日本のプロサッカークラブのGM職としての草分け的存在。

勝利するためには武官(現場の監督や選手達)を強化するだけでなく 文官(管理運営する者)も強化していかないといけない。 と、気づかされた人でもありますね。

Jリーグ創世記。

「選手の強化」だけに主眼を置いていたクラブは、 移籍や補強による戦力確保という所でも気を遣わなくてはならなくなりました。

時には青田刈り、時にはマネーゲームをし、 サッカーという競技外でもクラブとしての強さを見せつける。 そのために必要になったのがプロGM。

プロのGMという職業はその時、日本に浸透していなかった。 久米さんはクラブにおけるGMというシステムの0から1を作ったのでしょうね。

人を動かす

久米さんの著作物です。

内容的にはほぼ自伝で、本全体の8割くらいは人を動かしていないのですが、 クラブGMとしての行動、思想みたいなものは見てとれました。

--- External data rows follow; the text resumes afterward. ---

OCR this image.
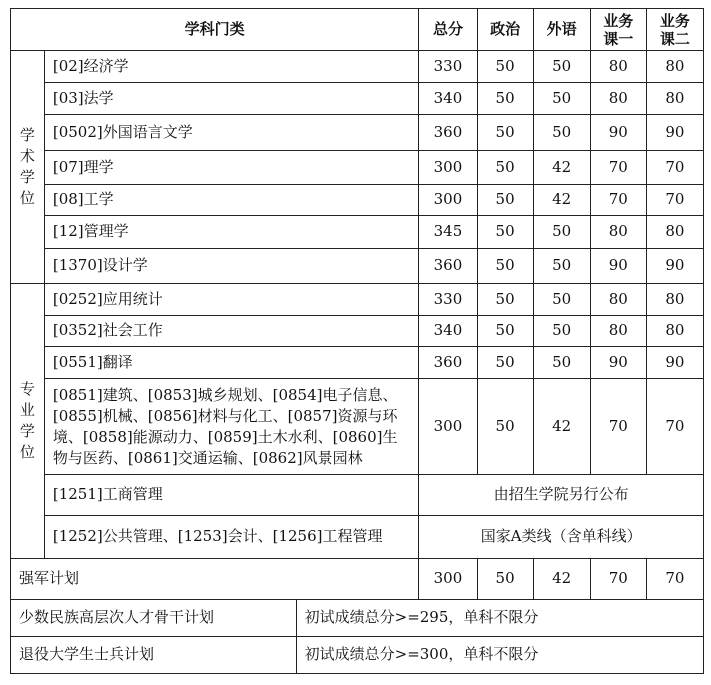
学科门类			总分	政治	外语	业务课一	业务课二

学术学位	[02]经济学		330	50	50	80	80
	[03]法学		340	50	50	80	80
	[0502]外国语言文学		360	50	50	90	90
	[07]理学		300	50	42	70	70
	[08]工学		300	50	42	70	70
	[12]管理学		345	50	50	80	80
	[1370]设计学		360	50	50	90	90

专业学位	[0252]应用统计		330	50	50	80	80
	[0352]社会工作		340	50	50	80	80
	[0551]翻译		360	50	50	90	90
	[0851]建筑、[0853]城乡规划、[0854]电子信息、[0855]机械、[0856]材料与化工、[0857]资源与环境、[0858]能源动力、[0859]土木水利、[0860]生物与医药、[0861]交通运输、[0862]风景园林		300	50	42	70	70
	[1251]工商管理		由招生学院另行公布				
	[1252]公共管理、[1253]会计、[1256]工程管理		国家A类线（含单科线）				
强军计划			300	50	42	70	70
少数民族高层次人才骨干计划		初试成绩总分>=295，单科不限分					
退役大学生士兵计划		初试成绩总分>=300，单科不限分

選手には正月をスッキリした気持ちで迎えさせるべく契約は年内に結ぶ。

選手の家族の活躍場所を与える。

引退後の活躍場所を用意する。

セカンドキャリアでつまづかないように教育を与える。

セカンドキャリアに響かないようにチャラい姿にさせない。

などなど、選手に長きにわたってクラブに関わってもらい、 上の世代から下の世代へと伝承していくようにする。

これがクラブ独自の特色であり伝統となる。

推測するに久米さんがやりたかったことは、 コレなんじゃないかなって思うのです。

名古屋というクラブには、イマイチ伝統というものが見えなかったからでしょうね。 まぁ、それをT社が許さなかったのでしょうが。(これは私の憶測です)

企業経営などにも転用できる

人を動かす。は選手のみならず、選手の家族をも取り込む。

これは一般的な企業の従業員に対するスタンスに似ています。

今の時代、従業員の家族まで面倒を見るという企業は少ないのかもしれませんが、 長きにわたって貢献してもらう為の下地作りとして、 久米さんの手法は非常に暖かな手法なのかもしれません。

思い返せばリーグ優勝の礎を築いたわけですから、 クラブを本当の意味で強くするには何が足りず、 何が至らないのか。

武官で無く文官が脆いクラブって、 どこだって強くは無いんだよなぁってシーズンオフにはしみじみ思ってしまうのです。